H13I-1687
Characterising droughts in Central America with uncertain hydro-meteorological data

Monday, 14 December 2015
Poster Hall (Moscone South)
Beatriz Quesada Montano1, Ida Westerberg2, Fredrik Wetterhall3, Hugo G Hidalgo4 and Sven Halldin1, (1)Uppsala University, Uppsala, Sweden, (2)IVL Swedish Environmental Research Institute, Stockholm, Sweden, (3)European Centre for Medium-Range Weather Forecasts, Reading, United Kingdom, (4)University of Costa Rica, San Jose, Costa Rica
Abstract:
Droughts studies are scarce in Central America, a region frequently affected by droughts that cause significant socio-economic and environmental problems. Drought characterisation is important for water management and planning and can be done with the help of drought indices. Many indices have been developed in the last decades but their ability to suitably characterise droughts depends on the region of application. In Central America, comprehensive and high-quality observational networks of meteorological and hydrological data are not available. This limits the choice of drought indices and denotes the need to evaluate the quality of the data used in their calculation. This paper aimed to find which combination(s) of drought index and meteorological database are most suitable for characterising droughts in Central America. The drought indices evaluated were the standardised precipitation index (SPI), deciles (DI), the standardised precipitation evapotranspiration index (SPEI) and the effective drought index (EDI).

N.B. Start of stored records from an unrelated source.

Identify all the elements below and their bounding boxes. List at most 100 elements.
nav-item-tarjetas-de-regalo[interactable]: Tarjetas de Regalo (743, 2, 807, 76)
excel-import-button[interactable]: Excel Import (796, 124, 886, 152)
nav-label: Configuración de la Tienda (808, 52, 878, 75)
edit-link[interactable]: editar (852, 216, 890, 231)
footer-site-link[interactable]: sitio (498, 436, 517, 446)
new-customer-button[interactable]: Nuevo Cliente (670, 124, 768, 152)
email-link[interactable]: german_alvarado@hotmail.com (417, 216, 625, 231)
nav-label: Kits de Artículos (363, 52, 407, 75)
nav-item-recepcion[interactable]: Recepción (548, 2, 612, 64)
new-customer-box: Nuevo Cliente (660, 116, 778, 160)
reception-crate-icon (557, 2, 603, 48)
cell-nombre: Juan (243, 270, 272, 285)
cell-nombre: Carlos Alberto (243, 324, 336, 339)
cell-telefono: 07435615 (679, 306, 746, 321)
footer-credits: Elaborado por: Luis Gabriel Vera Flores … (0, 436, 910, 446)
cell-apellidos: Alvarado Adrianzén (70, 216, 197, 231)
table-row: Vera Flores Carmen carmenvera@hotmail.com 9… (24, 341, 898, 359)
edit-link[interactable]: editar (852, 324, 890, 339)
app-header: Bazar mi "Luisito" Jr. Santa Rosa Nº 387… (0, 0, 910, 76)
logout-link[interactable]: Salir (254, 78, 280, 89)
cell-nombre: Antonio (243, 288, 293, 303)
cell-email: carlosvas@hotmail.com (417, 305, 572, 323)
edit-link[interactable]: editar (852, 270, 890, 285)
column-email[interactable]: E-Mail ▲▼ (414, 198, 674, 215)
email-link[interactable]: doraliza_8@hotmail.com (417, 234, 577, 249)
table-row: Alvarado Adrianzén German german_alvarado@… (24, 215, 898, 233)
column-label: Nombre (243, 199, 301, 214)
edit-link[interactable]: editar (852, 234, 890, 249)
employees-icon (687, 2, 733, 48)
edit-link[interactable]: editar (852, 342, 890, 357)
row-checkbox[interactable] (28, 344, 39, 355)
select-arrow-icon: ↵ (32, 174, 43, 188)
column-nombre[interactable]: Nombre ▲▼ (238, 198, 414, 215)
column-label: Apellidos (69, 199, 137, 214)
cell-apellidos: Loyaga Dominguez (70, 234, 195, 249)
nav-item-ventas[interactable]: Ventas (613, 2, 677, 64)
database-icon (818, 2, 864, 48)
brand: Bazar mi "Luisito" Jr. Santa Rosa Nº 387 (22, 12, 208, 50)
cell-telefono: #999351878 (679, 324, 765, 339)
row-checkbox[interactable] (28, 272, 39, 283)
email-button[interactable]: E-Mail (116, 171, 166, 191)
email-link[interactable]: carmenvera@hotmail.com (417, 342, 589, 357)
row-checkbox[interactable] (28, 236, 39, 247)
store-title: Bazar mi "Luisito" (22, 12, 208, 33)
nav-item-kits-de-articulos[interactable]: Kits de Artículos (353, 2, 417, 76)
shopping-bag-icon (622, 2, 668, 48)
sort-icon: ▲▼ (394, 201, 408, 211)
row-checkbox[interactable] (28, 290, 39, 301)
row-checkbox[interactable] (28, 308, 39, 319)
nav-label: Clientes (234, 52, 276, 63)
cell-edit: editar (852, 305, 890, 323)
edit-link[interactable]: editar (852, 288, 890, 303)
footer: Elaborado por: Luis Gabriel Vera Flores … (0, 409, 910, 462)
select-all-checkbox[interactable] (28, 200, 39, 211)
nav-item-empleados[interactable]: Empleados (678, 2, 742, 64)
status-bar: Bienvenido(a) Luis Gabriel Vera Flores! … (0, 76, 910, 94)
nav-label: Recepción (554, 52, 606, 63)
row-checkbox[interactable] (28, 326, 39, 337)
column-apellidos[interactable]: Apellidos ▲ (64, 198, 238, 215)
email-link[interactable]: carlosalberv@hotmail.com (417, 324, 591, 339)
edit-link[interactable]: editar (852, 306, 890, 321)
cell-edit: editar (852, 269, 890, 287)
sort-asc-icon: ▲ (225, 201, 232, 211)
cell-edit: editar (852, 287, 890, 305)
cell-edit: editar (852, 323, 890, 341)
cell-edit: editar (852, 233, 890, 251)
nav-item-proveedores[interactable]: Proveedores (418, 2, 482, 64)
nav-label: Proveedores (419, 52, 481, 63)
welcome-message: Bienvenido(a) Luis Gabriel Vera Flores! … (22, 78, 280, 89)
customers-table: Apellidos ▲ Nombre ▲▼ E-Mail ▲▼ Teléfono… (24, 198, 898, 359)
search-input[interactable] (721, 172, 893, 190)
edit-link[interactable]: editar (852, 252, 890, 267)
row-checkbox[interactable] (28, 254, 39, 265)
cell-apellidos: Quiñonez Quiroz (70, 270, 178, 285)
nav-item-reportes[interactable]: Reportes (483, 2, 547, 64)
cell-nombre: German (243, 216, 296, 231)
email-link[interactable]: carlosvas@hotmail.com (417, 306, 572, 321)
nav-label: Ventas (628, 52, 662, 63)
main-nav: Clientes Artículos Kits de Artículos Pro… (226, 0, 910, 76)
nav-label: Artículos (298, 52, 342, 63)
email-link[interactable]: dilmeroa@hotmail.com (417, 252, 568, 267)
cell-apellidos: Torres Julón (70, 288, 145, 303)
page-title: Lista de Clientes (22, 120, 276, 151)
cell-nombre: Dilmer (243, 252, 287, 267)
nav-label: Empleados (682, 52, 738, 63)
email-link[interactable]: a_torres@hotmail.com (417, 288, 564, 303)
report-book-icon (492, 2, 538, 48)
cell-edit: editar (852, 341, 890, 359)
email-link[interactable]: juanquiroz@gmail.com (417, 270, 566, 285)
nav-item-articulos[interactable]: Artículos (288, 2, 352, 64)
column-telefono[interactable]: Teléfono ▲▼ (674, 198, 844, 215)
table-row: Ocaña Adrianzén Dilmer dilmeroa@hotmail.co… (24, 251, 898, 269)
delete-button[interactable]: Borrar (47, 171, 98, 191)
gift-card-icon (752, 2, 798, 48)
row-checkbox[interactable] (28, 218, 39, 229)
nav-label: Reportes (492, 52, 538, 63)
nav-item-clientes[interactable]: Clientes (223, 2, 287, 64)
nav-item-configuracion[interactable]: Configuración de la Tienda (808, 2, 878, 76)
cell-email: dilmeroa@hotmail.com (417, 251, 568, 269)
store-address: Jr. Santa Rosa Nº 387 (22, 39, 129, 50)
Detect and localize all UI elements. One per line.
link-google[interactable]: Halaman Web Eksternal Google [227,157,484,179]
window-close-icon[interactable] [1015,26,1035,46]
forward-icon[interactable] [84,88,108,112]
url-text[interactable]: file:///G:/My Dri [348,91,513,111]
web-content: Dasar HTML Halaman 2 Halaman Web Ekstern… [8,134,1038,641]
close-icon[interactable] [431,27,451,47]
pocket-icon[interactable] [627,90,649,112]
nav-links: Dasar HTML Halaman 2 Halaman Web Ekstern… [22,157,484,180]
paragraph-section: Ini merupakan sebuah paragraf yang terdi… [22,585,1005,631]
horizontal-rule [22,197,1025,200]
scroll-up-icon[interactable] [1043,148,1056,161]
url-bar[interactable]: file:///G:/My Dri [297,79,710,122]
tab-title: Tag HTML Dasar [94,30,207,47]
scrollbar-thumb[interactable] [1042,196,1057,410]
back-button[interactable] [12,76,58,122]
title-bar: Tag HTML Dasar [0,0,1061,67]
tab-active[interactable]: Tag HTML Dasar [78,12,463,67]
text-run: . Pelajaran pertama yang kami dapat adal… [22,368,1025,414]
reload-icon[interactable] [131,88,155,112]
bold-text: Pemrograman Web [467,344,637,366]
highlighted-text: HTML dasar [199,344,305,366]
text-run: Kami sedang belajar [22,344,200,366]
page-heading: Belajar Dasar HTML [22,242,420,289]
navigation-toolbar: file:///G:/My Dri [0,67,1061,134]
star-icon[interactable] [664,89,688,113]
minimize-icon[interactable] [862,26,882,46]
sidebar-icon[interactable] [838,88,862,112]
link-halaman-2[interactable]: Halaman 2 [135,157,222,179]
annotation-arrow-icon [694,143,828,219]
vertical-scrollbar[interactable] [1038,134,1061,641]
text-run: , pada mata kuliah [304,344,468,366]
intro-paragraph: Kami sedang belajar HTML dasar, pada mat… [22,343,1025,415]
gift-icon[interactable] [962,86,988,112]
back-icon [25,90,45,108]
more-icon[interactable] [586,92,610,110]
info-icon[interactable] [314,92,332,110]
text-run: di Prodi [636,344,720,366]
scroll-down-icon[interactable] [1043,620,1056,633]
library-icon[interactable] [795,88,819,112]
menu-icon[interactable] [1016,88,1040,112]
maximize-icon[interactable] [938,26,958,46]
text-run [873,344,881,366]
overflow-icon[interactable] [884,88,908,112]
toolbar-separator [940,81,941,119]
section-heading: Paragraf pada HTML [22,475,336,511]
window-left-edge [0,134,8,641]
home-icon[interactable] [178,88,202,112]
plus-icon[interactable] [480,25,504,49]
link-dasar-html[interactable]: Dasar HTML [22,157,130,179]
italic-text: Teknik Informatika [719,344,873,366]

These were calculated using precipitation data from the Climate Hazards Group Infra-Red Precipitation with station (CHIRPS), CRN073, the Climate Research Unit (CRU), ERA-Interim and station databases, and temperature data from the CRU database. All the indices were calculated at 1-, 3-, 6-, 9- and 12-month accumulation times. As a first step, the large-scale meteorological precipitation datasets were compared to have an overview of the level of agreement between them and find possible quality problems. Then, the performance of all the combinations of drought indices and meteorological datasets were evaluated against independent river discharge data, in form of the standardised streamflow index (SSI). Results revealed the large disagreement between the precipitation datasets; we found the selection of database to be more important than the selection of drought index. We found that the best combinations of meteorological drought index and database were obtained using the SPI and DI, calculated with CHIRPS and station data.